For Janette Walker, completing her Munro round was about far more than bagging peaks

- by FIONA RUSSELL

The High Road

INTENSIVE treatment for cancer left Janette Walker too weak to walk the length of her own home. Even a year later, the previously fit and active massage therapist was left fatigued by only light forms of exercise.

Yet she refused to give up on the hope of returning to hiking in the hills and mountains, and now 62 years old, Janette of Lybster, Caithness, is celebrating the completion of an impressive mountain challenge.

This summer, she reached the top of 988m tall (3,244ft) Sgurr Ban, her final summit in a round of 282 of Scotland’s Munros.

“I went from being as fit as a fiddle to the weakest I have ever felt in my life due to cancer,” Janette explains. “Back then, I couldn’t imagine being able to walk out of my own house, let alone climb a hill again. I can hardly believe what I’ve now achieved.”

It was in December 2013 that Janette received the shock diagnosis of breast cancer.

image“I had no symptoms, and the lump in my breast was so small that I couldn’t feel it myself,” she says. “I’m very lucky that it was spotted early thanks to a routine mammogram.
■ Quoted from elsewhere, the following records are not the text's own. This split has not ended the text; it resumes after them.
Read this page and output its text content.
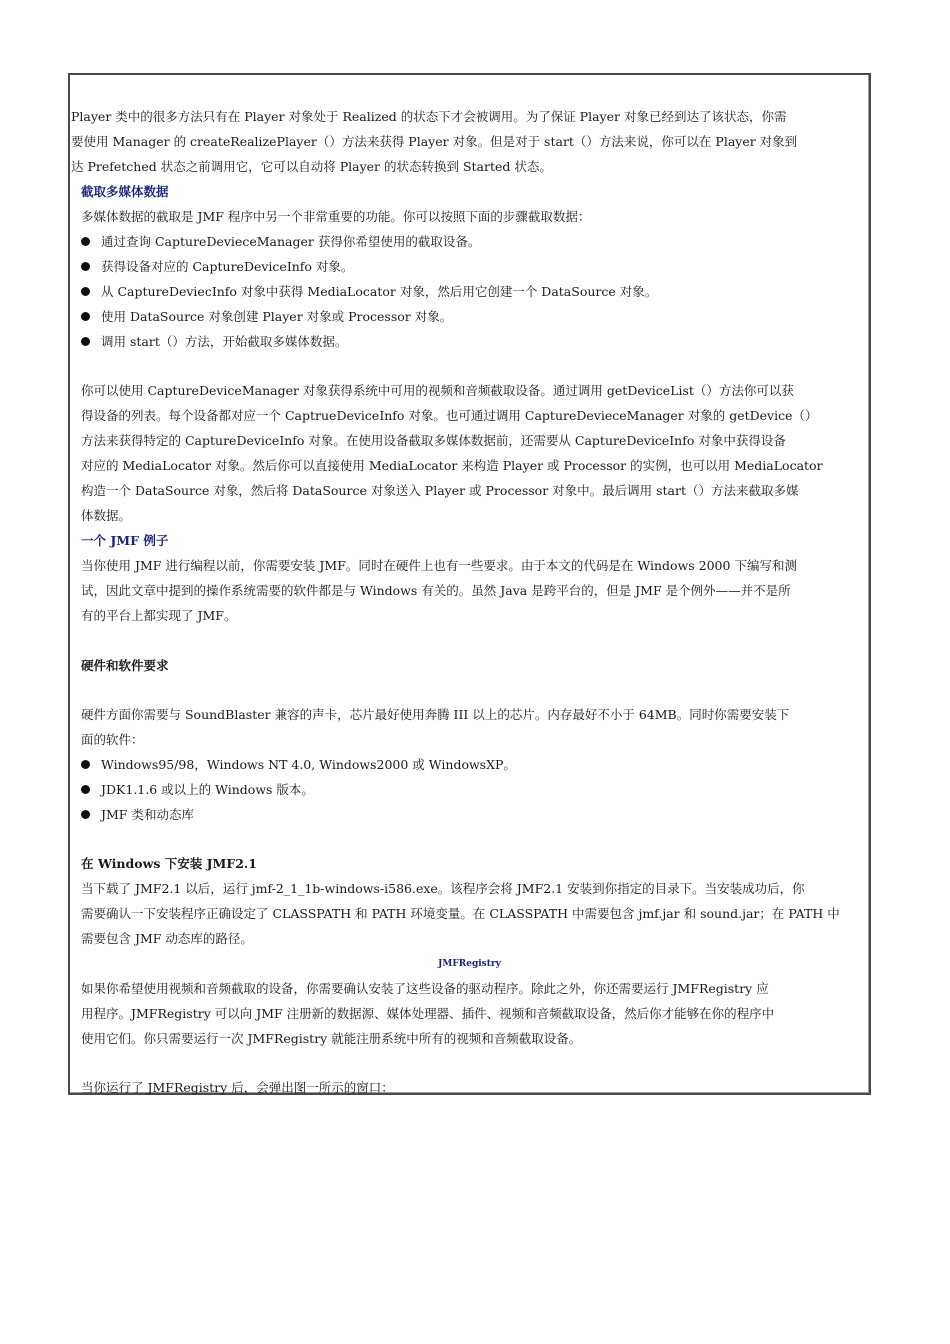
Player 类中的很多方法只有在 Player 对象处于 Realized 的状态下才会被调用。为了保证 Player 对象已经到达了该状态，你需
要使用 Manager 的 createRealizePlayer（）方法来获得 Player 对象。但是对于 start（）方法来说，你可以在 Player 对象到
达 Prefetched 状态之前调用它，它可以自动将 Player 的状态转换到 Started 状态。
截取多媒体数据
多媒体数据的截取是 JMF 程序中另一个非常重要的功能。你可以按照下面的步骤截取数据：
通过查询 CaptureDevieceManager 获得你希望使用的截取设备。
获得设备对应的 CaptureDeviceInfo 对象。
从 CaptureDeviecInfo 对象中获得 MediaLocator 对象，然后用它创建一个 DataSource 对象。
使用 DataSource 对象创建 Player 对象或 Processor 对象。
调用 start（）方法，开始截取多媒体数据。
你可以使用 CaptureDeviceManager 对象获得系统中可用的视频和音频截取设备。通过调用 getDeviceList（）方法你可以获
得设备的列表。每个设备都对应一个 CaptrueDeviceInfo 对象。也可通过调用 CaptureDevieceManager 对象的 getDevice（）
方法来获得特定的 CaptureDeviceInfo 对象。在使用设备截取多媒体数据前，还需要从 CaptureDeviceInfo 对象中获得设备
对应的 MediaLocator 对象。然后你可以直接使用 MediaLocator 来构造 Player 或 Processor 的实例，也可以用 MediaLocator
构造一个 DataSource 对象，然后将 DataSource 对象送入 Player 或 Processor 对象中。最后调用 start（）方法来截取多媒
体数据。
一个 JMF 例子
当你使用 JMF 进行编程以前，你需要安装 JMF。同时在硬件上也有一些要求。由于本文的代码是在 Windows 2000 下编写和测
试，因此文章中提到的操作系统需要的软件都是与 Windows 有关的。虽然 Java 是跨平台的，但是 JMF 是个例外——并不是所
有的平台上都实现了 JMF。
硬件和软件要求
硬件方面你需要与 SoundBlaster 兼容的声卡，芯片最好使用奔腾 III 以上的芯片。内存最好不小于 64MB。同时你需要安装下
面的软件：
Windows95/98，Windows NT 4.0, Windows2000 或 WindowsXP。
JDK1.1.6 或以上的 Windows 版本。
JMF 类和动态库
在 Windows 下安装 JMF2.1
当下载了 JMF2.1 以后，运行 jmf-2_1_1b-windows-i586.exe。该程序会将 JMF2.1 安装到你指定的目录下。当安装成功后，你
需要确认一下安装程序正确设定了 CLASSPATH 和 PATH 环境变量。在 CLASSPATH 中需要包含 jmf.jar 和 sound.jar；在 PATH 中
需要包含 JMF 动态库的路径。
JMFRegistry
如果你希望使用视频和音频截取的设备，你需要确认安装了这些设备的驱动程序。除此之外，你还需要运行 JMFRegistry 应
用程序。JMFRegistry 可以向 JMF 注册新的数据源、媒体处理器、插件、视频和音频截取设备，然后你才能够在你的程序中
使用它们。你只需要运行一次 JMFRegistry 就能注册系统中所有的视频和音频截取设备。
当你运行了 JMFRegistry 后，会弹出图一所示的窗口：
I had surgery to remove the tumour and then I needed both chemotherapy and radiotherapy, which lasted many, many months.

"This really knocked me physically and I lost all my fitness and my ability to do the activities I enjoyed before, such as walking, kayaking and going to the gym.

"My balance was also affected, and I suffered a peripheral neuropathy in my feet, so they felt numb," Janette adds. "At this point, if I wanted to go out into the garden, my husband Vince needed to carry me."

Despite describing her mood as "low and hopeless", Janette knew that the road to recovery was to build up her strength again.